4. See: Louis René Beres and LT.COL/IDF (ret.) Yoash Tsiddon-Chatto, “Reconsidering Israel’s Destruction of Iraq’s Osiraq Nuclear Reactor,” Menachem Begin Heritage Center, Israel’s Strike Against the Iraqi Nuclear Reactor, June 7, 1981, Jerusalem, Israel, September 2003, pp. 59-60.
5. The concept of “world order” as an organizing dimension of academic scholarship rose to prominence in the 1960s and 1970s. This writer was an original participant in the World Law Fund’s World Order Models Project at Yale Law School and Princeton (WOMP), and has published several early books within the genre. See, for example, Louis René Beres, America Outside the World: The Collapse of U.S. Foreign Policy (1987); Louis René Beres, People, States and World Order (1981); Louis René Beres, (with Harry R. Targ), Planning Alternative World Futures: Values, Methods and Models (1975); Louis René Beres, Reason and Realpolitik: U.S. Foreign Policy and World Order (1984); Louis René Beres (with Harry R. Targ) Reordering the Planet: Constructing Alternative World Futures (1974); Louis René Beres, The Management of World Power (1973); and Louis René Beres, Transforming World Politics: The National Roots of World Peace (1975).
6. Grotius had divided wars into declared conflicts, which were legal, and undeclared wars, which were not.
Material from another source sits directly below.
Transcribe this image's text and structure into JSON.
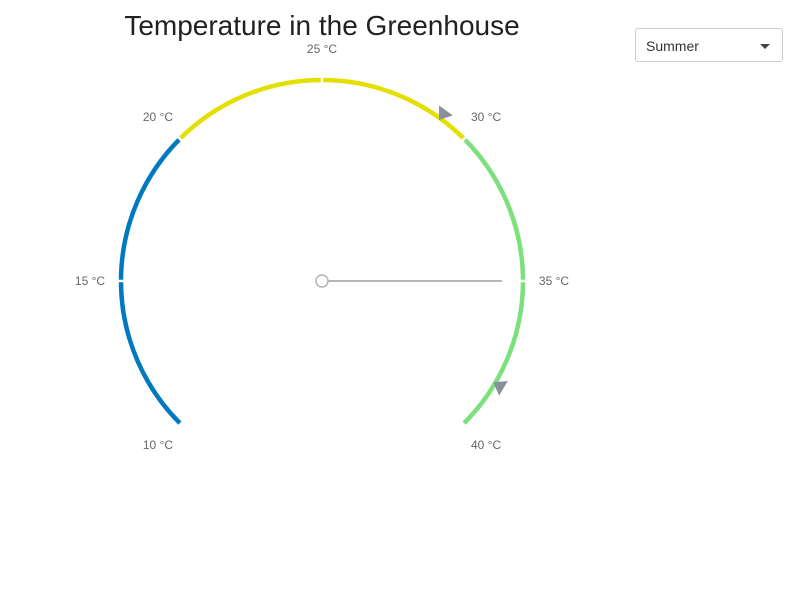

By the beginning of the twentieth century, the position that war obtains only after a conclusive declaration of war by one of the parties was codified by Hague Convention III.
7. See Eugene Ionesco, Journal (II), Encounter, May 1996, at 25. The related idea of death as a zero-sum commodity is captured also by psychologist Ernest Becker’s illuminating paraphrase of Nobel laureate, Elias Canetti: “Each organism raises its head over a field of corpses, smiles into the sun, and declares life good.” Ernest Becker, Escape from Evil, 2 (1975). Similarly, psychologist Otto Rank: “The death fear of the ego is lessened by the killing, the sacrifice, of the other; though the death of the other, one buys oneself free from the penalty of dying, of being killed.” Otto Rank, Will Therapy and Reality, 130 (Knopf, 1950/1936).